Over the past year, Azerbaijan’s social media space has become increasingly aggressive and unsafe for LGBTQ+ users. A new mini-report titled “Green Light to Hate”, prepared by QueeRadar, documents the widespread and increasingly unchecked circulation of hate speech targeting queer identities on platforms such as Facebook and Instagram.

The monitoring shows that queerphobic users now express hateful views more openly and more harshly than in previous years. This rhetoric is no longer confined to isolated comments: calls for violence, degrading language, and conspiratorial narratives reach wide audiences. Violent attacks and killings of queer people in Azerbaijan have already demonstrated that online hate poses a direct and real-world threat.

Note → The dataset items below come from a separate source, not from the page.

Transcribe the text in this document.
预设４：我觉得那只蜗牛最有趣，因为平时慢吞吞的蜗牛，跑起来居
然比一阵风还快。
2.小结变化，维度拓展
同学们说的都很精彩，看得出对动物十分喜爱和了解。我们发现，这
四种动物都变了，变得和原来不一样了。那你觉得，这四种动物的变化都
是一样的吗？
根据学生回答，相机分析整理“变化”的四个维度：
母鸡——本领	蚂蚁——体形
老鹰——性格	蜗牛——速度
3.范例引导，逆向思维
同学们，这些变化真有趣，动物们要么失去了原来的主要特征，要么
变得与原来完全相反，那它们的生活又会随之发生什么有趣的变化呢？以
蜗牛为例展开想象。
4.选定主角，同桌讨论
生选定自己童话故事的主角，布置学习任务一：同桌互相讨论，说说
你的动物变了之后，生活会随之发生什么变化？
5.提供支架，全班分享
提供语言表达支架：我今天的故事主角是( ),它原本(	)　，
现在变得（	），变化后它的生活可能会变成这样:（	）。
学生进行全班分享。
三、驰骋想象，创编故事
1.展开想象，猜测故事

The QueeRadar report highlights the contradictory role of platforms owned by Meta in the Azerbaijani context. On the one hand, these platforms function as crucial digital spaces for self-expression, solidarity, and community-building for queer people. On the other hand, they increasingly facilitate harassment, intimidation, and online mobbing.

This contradiction has deepened following changes to Meta’s hate-speech policies in 2024. Under the revised rules, content that portrays LGBTQ+ people as “mentally ill” or otherwise pathologises queer identities may be allowed to remain online when framed as “political discourse.” International human rights organisations such as GLAAD and All Out have publicly criticised these changes, warning that they legitimise discriminatory narratives and normalise violent rhetoric.

According to the report, these developments pose particular risks for queer people in Azerbaijan. In the local context, activists and grassroots initiatives rely heavily on Facebook and Instagram as primary tools for communication, mutual support, and information-sharing. For years, social media platforms have served as rare spaces of visibility for queer writers, artists, and bloggers who are either absent from or dehumanised by traditional media. Today, however, harassment and abuse on these platforms are increasingly protected under the banner of “freedom of expression.”

The “Green Light to Hate” monitoring, conducted by QueeRadar, covers the period from January to July 2025 and analyses publicly available content from the Azerbaijani segments of Facebook and Instagram. The study examines the forms, dissemination mechanisms, and impacts of hate speech targeting LGBTQ+ individuals.

As part of the monitoring, 100 examples of hate speech were collected and categorised, ranging from explicit calls for violence to dehumanising language and conspiracy-driven narratives. The report also presents a separate table highlighting ten hate-filled posts that achieved particularly high reach and engagement, alongside infographics designed to make the findings more accessible.

The findings indicate that this hostility is not accidental. Influencers, media outlets’ social media pages, and semi-public figures play an active and often deliberate role in shaping and amplifying hate narratives. The normalisation of hostility in digital spaces increases real-world risks, leaving queer people more vulnerable to violence, social exclusion, and silencing.

The full version of QueeRadar’s “Green Light to Hate” report is available for download in PDF format. It provides a detailed analysis of the trends shaping Azerbaijan’s social media environment in the first half of 2025 and explains why these developments should concern not only LGBTQ+ communities, but society as a whole.